INVICTUS Energy, the Australian firm prospecting for oil and gas in Muzarabani, may start drilling exploration wells early next year after taking delivery of state-of-the-art equipment to be used in identifying well sites.
Managing director Mr Scott MacMillan said the more than 20 truckloads of seismic survey equipment offloaded at Durban Port were now on their way to Beitbridge, enroute to a workshop in Harare before being deployed to Muzarabani.
Seismic survey is a method used in exploration, especially for oil and gas, to gather sub-surface vibrations that may help identify the exact location of or existence of hydrocarbons. This will be followed by the sinking of test wells to confirm whether the geologies of identified locations harbour pockets that trapped sediments that decomposed and turned into commercially viable oil or gas deposits.
“The timeframe is being dictated by the lead time for fabrication of well heads and casing, which is currently six to seven months. So, at this stage, (drilling is) more likely next year,” he said.
Invictus needs to wait for completion of seismic data to be processed and interpreted to “locate the well site properly”.

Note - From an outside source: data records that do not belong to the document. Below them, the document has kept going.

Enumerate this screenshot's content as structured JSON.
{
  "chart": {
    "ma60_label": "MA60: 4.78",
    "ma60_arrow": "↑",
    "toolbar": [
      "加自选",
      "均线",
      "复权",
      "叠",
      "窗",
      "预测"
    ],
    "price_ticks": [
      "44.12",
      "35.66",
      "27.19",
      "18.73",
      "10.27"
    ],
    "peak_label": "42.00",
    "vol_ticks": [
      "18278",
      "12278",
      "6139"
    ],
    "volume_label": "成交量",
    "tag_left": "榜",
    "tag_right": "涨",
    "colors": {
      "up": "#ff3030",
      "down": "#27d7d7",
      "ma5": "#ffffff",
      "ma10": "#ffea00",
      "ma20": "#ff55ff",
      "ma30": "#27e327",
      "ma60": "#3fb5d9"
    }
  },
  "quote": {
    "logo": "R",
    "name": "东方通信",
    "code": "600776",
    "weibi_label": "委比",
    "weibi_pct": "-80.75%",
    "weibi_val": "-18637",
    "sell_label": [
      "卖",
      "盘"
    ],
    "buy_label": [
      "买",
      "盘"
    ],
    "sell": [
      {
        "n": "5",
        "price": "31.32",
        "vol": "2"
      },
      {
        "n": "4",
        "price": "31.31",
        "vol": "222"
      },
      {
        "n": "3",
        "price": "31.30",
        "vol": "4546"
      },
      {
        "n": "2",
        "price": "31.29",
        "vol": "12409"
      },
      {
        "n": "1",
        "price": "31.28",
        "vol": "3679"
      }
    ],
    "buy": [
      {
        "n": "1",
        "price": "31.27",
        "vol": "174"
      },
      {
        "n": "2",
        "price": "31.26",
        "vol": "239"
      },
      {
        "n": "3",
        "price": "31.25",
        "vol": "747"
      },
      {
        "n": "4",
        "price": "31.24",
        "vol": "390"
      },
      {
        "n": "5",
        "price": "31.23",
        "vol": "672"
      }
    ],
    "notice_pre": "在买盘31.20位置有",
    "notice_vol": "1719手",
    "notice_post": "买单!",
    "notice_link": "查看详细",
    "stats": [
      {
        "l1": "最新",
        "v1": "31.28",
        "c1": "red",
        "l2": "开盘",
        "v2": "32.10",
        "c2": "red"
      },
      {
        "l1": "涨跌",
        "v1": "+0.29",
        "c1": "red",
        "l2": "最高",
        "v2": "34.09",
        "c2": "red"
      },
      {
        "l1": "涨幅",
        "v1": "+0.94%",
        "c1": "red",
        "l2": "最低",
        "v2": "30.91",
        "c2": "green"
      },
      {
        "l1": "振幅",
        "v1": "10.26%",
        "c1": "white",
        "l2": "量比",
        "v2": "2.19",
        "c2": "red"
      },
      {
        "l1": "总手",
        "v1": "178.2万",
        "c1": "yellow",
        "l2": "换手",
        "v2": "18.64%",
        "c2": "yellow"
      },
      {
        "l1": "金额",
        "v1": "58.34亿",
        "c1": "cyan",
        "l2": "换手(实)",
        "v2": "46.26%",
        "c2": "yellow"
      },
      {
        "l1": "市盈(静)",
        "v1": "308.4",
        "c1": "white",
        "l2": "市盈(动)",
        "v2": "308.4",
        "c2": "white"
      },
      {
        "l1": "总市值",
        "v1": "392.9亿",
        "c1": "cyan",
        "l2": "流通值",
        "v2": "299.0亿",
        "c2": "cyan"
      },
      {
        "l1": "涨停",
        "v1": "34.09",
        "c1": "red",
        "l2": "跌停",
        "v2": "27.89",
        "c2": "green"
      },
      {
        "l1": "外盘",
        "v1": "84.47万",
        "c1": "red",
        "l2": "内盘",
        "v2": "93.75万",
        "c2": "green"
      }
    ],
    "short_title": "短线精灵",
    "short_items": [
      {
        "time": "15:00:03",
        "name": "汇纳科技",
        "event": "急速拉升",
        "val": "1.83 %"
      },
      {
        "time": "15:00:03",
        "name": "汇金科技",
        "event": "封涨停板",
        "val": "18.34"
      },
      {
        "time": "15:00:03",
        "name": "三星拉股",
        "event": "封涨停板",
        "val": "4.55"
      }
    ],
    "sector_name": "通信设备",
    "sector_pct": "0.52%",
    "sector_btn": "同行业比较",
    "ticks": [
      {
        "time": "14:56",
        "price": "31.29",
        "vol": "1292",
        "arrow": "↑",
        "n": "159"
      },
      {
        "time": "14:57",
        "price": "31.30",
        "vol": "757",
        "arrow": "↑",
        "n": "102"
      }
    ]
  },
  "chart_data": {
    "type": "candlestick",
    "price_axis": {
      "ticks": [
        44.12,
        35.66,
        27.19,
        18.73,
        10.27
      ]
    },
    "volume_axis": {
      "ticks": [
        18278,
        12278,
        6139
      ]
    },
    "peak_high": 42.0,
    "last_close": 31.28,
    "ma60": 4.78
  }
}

That process will be completed towards year-end. Seismic survey was a “big deal and first time it has been done in the country for 30 years,” said Mr MacMillan.
The last serious oil searches were done by French oil giant Mobil in the early 1990s.
Since a single test well may be four kilometres deep and cost up to US$15 million to US$20 million to drill, the company is keen to ensure the first well is sunk in the best possible location.
The Australian exploration junior awarded experienced Canadian firm Polaris Natural Resources the contract to undertake the seismic survey.
Mines and Mining Development Minister Winston Chitando said following successful delivery of the equipment in Durban on Thursday last week, the equipment would be in Beitbridge by tomorrow.
“It is expected in Beitbridge in the next three to four days enroute to a workshop in Harare for service checks for a week or so before proceeding to Muzarabani,” Minister Chitando said.
Australia Stock Exchange (ASX)-listed Invictus has posted major milestones in its quest to discover oil or gas in Zimbabwe after reinterpretation of data gathered by Mobil. The results showed potential existence of significant hydrocarbons in the Cahora Bassa Basin encompassing the Muzarabani prospect.
The delivery of the equipment for the seismic survey follows the approval by President Mnangagwa of the firm’s Petroleum Exploration Development and Production Agreement (PEDPA) in April this year.
The President said the PEDPA would provide a pathway for Zimbabwe to exploit its hydrocarbons while discovery of commercial oil and gas deposits could bring significant downstream economic benefits, which include energy self-sufficiency, production of petro-chemicals, increased revenue to the
fiscus, export growth, new jobs and emergence of downstream industries, among others.
As part of the building blocks of Vision 2030, by which Zimbabwe should have attained upper middle-income status, the Government is working on growing mineral exports from US$3,7 billion to US$12 billion a year by 2023.